1. Field of the Invention
The present invention relates to ceramic materials which are mainly composed, having a crystalline phase, of aluminum titanate and mullite and having high heat resistance, and excellent thermal shock resistance and thermal shock durability.
2. Related Art Statement
In industrial technology to solve new problems occurring with technological development, demands for high performance have not been attained with respect to the materials to be used for such industrial technology.
As to ceramic materials having excellent corrosion resistance, those further possessing heat resistance and thermal shock resistance having been called for.
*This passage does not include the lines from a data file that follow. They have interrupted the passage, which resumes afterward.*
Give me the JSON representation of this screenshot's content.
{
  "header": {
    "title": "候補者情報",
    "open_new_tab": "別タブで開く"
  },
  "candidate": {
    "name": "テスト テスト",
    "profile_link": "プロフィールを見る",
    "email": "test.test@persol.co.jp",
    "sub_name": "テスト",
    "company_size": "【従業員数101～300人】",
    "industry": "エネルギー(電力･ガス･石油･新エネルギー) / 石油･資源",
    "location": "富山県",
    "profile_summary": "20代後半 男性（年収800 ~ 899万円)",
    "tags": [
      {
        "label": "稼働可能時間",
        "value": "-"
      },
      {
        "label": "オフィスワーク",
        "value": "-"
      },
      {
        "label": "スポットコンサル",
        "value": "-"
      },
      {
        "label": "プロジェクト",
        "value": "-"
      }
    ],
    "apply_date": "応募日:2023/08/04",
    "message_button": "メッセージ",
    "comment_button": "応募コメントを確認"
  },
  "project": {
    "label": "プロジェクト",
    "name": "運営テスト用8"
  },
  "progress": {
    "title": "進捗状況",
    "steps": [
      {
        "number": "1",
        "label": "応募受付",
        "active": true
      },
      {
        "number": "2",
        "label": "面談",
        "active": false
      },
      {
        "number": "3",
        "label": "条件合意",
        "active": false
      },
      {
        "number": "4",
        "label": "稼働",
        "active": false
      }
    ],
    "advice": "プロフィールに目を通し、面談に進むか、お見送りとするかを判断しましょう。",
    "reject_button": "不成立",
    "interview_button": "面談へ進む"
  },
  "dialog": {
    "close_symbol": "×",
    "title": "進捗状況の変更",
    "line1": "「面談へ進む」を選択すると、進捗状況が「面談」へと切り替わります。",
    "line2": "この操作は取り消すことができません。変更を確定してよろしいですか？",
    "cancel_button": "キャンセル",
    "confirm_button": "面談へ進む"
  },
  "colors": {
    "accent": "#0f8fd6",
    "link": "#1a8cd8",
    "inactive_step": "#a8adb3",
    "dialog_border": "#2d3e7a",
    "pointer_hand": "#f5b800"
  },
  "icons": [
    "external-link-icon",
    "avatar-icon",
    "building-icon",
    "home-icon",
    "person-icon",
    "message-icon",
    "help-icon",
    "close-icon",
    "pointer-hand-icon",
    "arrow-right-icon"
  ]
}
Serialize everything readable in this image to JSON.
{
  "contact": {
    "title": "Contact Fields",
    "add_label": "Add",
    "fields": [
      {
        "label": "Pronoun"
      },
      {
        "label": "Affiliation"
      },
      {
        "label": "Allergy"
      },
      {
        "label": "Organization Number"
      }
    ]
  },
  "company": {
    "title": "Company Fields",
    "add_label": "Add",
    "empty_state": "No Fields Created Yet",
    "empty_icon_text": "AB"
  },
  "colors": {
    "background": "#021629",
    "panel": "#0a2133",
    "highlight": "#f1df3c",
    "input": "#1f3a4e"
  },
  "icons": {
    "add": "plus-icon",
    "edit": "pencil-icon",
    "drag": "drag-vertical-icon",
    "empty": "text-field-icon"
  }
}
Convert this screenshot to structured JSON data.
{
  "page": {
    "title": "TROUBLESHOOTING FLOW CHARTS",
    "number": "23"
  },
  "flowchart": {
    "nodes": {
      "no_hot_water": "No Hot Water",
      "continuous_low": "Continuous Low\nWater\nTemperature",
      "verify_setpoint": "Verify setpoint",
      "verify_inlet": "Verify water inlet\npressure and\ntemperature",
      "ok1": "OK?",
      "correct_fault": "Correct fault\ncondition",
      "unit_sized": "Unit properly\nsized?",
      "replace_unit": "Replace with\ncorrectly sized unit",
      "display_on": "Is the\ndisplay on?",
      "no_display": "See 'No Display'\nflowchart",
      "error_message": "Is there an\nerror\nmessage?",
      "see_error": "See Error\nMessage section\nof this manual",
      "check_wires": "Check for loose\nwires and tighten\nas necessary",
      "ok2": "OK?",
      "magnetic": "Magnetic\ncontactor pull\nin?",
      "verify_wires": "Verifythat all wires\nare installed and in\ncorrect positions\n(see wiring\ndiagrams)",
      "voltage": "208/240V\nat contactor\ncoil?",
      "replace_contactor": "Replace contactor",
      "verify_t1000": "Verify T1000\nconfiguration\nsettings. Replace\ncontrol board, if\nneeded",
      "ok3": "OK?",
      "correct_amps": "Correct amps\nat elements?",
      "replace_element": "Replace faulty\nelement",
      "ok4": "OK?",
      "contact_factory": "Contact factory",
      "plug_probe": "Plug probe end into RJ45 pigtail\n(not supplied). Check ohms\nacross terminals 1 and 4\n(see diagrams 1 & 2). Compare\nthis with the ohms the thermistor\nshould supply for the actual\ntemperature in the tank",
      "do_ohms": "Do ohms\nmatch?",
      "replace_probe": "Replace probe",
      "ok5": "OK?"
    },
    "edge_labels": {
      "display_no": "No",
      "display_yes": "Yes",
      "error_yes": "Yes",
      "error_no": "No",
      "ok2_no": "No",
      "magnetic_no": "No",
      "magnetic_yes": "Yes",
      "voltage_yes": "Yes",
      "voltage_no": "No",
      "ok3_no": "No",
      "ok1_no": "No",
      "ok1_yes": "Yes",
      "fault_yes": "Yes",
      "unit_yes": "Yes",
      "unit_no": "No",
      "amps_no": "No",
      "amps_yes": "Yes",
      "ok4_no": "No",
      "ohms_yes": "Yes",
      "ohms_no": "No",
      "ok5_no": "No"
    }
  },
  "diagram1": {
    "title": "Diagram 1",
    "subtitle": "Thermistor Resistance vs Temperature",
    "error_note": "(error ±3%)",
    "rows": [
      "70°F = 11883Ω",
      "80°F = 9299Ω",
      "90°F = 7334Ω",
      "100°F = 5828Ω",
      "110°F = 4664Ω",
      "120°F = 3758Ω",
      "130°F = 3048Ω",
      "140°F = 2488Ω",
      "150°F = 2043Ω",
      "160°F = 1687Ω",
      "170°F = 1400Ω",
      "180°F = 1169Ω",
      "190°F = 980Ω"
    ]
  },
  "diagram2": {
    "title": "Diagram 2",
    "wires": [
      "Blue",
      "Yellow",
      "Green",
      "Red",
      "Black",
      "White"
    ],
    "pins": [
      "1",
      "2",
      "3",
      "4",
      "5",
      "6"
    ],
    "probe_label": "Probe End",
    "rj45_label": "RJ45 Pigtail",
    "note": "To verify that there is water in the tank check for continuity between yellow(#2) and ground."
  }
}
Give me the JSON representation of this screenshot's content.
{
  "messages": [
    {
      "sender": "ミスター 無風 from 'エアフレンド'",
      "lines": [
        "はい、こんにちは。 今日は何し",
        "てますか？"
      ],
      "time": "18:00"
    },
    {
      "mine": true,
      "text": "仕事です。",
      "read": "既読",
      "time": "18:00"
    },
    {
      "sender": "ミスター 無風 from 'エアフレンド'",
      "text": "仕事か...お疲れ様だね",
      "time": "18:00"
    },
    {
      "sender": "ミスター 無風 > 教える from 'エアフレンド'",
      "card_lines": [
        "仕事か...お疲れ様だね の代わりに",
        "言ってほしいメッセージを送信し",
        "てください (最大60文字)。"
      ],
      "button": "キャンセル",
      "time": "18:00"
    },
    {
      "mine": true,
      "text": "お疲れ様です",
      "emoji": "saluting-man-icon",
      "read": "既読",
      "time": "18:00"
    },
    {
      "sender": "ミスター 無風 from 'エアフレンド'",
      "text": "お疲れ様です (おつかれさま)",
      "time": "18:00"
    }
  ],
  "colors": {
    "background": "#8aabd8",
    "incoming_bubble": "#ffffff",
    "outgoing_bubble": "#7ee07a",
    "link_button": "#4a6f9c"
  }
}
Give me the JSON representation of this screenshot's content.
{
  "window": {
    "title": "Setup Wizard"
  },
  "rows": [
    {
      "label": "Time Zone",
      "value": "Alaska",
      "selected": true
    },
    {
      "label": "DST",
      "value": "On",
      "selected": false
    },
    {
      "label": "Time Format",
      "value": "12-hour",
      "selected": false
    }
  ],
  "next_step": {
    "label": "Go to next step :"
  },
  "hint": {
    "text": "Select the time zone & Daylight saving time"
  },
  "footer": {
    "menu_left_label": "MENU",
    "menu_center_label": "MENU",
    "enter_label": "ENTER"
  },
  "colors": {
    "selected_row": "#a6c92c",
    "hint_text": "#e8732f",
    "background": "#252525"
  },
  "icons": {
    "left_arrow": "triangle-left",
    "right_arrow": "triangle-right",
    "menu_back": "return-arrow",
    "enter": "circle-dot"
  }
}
The thermal shock resistance of ceramics is influenced not only by characteristics such as the coefficient of thermal expansion, thermal conductivity, strength, modulus of elasticity, Poisson ratio, etc, of the material, but also by the size and the profile of a product made therefrom as well as heating and cooling states, that is, heat transfer speed. Among these characteristics influencing the thermal shock resistance, particularly the coefficient of thermal expansion has a large contributory factor. Particularly, when the heat transfer speed is large, it is known that the thermal shock resistance is greatly influenced only by the coefficient of thermal expansion. Thus, the development of materials having excellent thermal shock resistance as well as a low coefficient of thermal expansion has been strongly demanded. At the same time, it has also been desired that the heat resistance of the material be high.
On the other hand, the coefficient of thermal expansion of an aluminum titanate crystal, which constitutes the aluminum titanate ceramics, is largely different depending upon the crystal axes. When the thermal stress exceeds a limit of the strength of the constituting crystals or grain boundaries, microcracks are formed inside the grains or the grain boundaries. Consequently, the strength of the ceramic is decreased and it is likely to crack or break when used as a product. Therefore, development of materials having high strength and low coefficient of thermal expansion have been earnestly desired.
As the materials satisfying such a desire, there has been developed low expansion type ceramics mainly composed of magnesium oxide-aluminum oxide-titanium oxide-iron oxide-silicon oxide, as a crystalline phase (see U.S. Pat. No. 4,316,965 and European patent application laid-open No. 37,868).
Thereafter, there has been developed a material which contains aluminum titanate and mullite as a main crystalline phase and uses iron oxide and/or rare earth metal oxides as a sintering additive in such an amount as not to diminish the low coefficient of thermal expansion of aluminum titanate (European patent application laid-open No. 133,021 and U.S. Pat. No. 4,483,944).
The above-mentioned materials are excellent ceramic materials which possess high refractoriness and high thermal shock resistance as well as high mechanical strength and pay due consideration upon the stability of crystals of aluminum titanate under a continuously high temperature condition.
However, when a honeycomb structural type catalytic converter having a number of fine through holes as disclosed in the above publications is produced and used, the dimension gradually becomes larger than the original dimension due to an employed thermal cycling and will not restore to the original dimension. Further, such a converter is sooner or later fractured due to the dimensional growth. That is, the above materials have a problem in that are poor in durability when they undergo a thermal cycling.
Nevertheless, the conventional improvement of the aluminum titanate-mullite base material gives priority on the stability of the crystal of aluminum titanate under the continuously high temperature condition. Therefore, there still remains a problem that it is an extremely difficult technique to obtain a material which has refractoriness, heat resistance and thermal shock resistance as well as high mechanical strength and increased durability against the abovementioned thermal cycling.